The discussions over the draft Electoral Code held among government, opposition and civil society representatives in the so-called 4+4+4 format, according to opposition members, ended without results. The opposition Armenian National Congress (ANC) party stated at the National Assembly on Monday that it suspended its participation in further discussions.
After weeks of discussions the new electoral bill was introduced in parliament and was included in the current session’s agenda. The bill was presented in Parliament by Minister-Chief of Government Staff David Harutyunyan.
ANC parliamentary leader Levon Zurabyan said: “Discussions in different formats over the draft Electoral Code did not give results, consensus did not take place, because the authorities rejected the joint proposals of the opposition and civil society.”
He suggested that discussions on the draft Electoral Code be postponed considering the fact that “there is an external aggression against Karabakh and Armenia, and discussions on this issue could create inevitable tensions around this issue.”

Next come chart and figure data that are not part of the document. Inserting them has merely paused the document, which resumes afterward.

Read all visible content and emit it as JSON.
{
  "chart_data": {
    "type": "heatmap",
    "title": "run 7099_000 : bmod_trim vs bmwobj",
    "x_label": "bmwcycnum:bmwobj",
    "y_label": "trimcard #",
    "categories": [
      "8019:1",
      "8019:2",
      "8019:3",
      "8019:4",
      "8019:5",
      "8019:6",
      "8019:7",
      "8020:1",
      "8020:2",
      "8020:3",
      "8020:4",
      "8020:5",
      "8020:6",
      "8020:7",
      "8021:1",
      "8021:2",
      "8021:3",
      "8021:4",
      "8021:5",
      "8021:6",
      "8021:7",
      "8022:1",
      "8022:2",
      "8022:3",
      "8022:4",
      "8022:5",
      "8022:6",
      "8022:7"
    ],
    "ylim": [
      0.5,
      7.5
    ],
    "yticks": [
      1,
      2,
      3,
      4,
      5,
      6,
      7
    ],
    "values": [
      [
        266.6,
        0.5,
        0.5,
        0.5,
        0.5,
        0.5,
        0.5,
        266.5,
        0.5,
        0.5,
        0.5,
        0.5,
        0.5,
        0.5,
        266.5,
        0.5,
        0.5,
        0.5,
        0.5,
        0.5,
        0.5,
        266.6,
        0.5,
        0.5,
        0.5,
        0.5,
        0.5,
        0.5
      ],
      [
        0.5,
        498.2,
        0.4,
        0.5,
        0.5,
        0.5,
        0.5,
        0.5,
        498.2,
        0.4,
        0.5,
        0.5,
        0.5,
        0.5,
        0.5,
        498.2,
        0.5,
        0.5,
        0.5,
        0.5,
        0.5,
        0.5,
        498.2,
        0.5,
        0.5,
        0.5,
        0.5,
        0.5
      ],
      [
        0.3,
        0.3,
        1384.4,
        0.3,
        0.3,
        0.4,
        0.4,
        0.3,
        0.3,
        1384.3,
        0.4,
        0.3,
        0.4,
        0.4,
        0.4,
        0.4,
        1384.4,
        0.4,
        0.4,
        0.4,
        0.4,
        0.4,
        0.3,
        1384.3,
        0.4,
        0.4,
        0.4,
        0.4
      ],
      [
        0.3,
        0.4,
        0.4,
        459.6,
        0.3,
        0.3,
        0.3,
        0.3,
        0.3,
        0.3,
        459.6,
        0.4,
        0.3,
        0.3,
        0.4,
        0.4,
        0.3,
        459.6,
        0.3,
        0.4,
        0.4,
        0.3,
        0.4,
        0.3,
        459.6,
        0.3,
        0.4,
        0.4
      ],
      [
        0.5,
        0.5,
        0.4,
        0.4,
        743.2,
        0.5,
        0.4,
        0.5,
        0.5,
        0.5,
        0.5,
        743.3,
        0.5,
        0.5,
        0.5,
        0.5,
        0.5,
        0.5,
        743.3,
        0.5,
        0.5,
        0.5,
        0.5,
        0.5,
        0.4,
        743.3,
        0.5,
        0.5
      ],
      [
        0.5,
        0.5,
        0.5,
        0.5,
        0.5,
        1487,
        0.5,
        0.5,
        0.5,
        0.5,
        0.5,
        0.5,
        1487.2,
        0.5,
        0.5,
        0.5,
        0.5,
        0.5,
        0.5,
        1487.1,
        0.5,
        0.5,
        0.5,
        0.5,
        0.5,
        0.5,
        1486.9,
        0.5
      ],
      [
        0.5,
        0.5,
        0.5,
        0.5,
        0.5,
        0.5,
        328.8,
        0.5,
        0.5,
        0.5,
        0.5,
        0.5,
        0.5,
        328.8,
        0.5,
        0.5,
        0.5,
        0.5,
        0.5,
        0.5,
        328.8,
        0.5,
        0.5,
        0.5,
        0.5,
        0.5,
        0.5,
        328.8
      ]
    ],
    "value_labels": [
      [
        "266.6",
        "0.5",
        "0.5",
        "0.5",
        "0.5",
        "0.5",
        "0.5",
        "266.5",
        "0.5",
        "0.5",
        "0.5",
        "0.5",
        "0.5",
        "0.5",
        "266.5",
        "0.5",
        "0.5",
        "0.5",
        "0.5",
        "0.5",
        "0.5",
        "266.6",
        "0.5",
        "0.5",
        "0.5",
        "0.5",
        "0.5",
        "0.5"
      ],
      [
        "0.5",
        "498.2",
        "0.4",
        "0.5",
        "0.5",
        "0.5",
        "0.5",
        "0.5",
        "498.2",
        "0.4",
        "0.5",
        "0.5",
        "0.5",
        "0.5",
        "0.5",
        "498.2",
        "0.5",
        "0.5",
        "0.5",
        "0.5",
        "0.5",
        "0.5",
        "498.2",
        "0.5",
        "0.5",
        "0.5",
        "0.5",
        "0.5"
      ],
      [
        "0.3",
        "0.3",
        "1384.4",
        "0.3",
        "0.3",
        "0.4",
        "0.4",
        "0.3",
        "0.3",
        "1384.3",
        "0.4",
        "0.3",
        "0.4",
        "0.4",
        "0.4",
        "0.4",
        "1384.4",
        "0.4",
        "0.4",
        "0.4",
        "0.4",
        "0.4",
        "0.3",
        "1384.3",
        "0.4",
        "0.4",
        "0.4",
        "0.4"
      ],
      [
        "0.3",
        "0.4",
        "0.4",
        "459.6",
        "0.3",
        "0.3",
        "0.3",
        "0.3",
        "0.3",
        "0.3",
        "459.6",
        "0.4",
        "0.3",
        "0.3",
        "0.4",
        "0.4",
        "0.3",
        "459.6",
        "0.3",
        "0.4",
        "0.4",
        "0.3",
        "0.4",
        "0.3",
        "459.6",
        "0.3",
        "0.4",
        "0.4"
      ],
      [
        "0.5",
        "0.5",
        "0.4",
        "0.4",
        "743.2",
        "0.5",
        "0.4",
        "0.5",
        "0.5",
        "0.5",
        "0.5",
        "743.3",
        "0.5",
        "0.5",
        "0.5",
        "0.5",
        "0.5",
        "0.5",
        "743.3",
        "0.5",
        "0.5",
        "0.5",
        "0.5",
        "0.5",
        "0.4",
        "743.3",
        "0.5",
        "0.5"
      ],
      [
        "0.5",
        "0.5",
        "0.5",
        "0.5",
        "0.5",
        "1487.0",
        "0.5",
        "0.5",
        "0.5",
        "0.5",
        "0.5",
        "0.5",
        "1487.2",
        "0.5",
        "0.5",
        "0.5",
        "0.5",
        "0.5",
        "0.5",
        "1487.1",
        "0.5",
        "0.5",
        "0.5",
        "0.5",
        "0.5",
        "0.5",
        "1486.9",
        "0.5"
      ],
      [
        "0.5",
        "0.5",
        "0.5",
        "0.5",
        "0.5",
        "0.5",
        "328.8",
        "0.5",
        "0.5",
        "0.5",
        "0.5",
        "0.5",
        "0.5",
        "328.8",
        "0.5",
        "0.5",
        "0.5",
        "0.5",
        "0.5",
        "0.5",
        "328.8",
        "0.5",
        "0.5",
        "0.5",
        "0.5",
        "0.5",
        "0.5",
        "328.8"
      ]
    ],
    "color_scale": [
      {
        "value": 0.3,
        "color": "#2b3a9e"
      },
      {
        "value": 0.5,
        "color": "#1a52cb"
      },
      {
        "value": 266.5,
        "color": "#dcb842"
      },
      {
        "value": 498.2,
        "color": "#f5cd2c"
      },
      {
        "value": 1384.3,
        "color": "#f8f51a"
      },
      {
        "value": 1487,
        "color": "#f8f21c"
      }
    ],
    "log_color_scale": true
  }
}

Deputy Parliament Speaker Eduard Sharmazanov expressed regret that no consensus was reached during the discussions and did not rule out that it would be reached during the parliamentary debate and adoption of the bill in the first and second readings.
“We are ready to discuss the issue. We also need to distinguish between compromises and ultimatums. As for your proposal, the National Assembly should continue its work anyway,” Sharmazanov, a senior member of the ruling Republican Party of Armenia, said.
After that, Zurabyan stated that they were suspending their participation in the discussions of the draft Electoral Code.
Naira Zohrabyan, the head of the second largest parliamentary faction, Prosperous Armenia, and leader of the party, also said that discussions in the 4+4+4 format failed to produce any result. But she said her faction would not suspend its participation in the further debate.
Earlier, representatives of the government signaled willingness to reach a compromise solution on at least two of the five points raised by the opposition, in particular, on the demand for post-election publication of signed voter lists and verification of identities of voters to avoid multiple ballots. The opposition appears to have dismissed the government’s approaches as inadequate.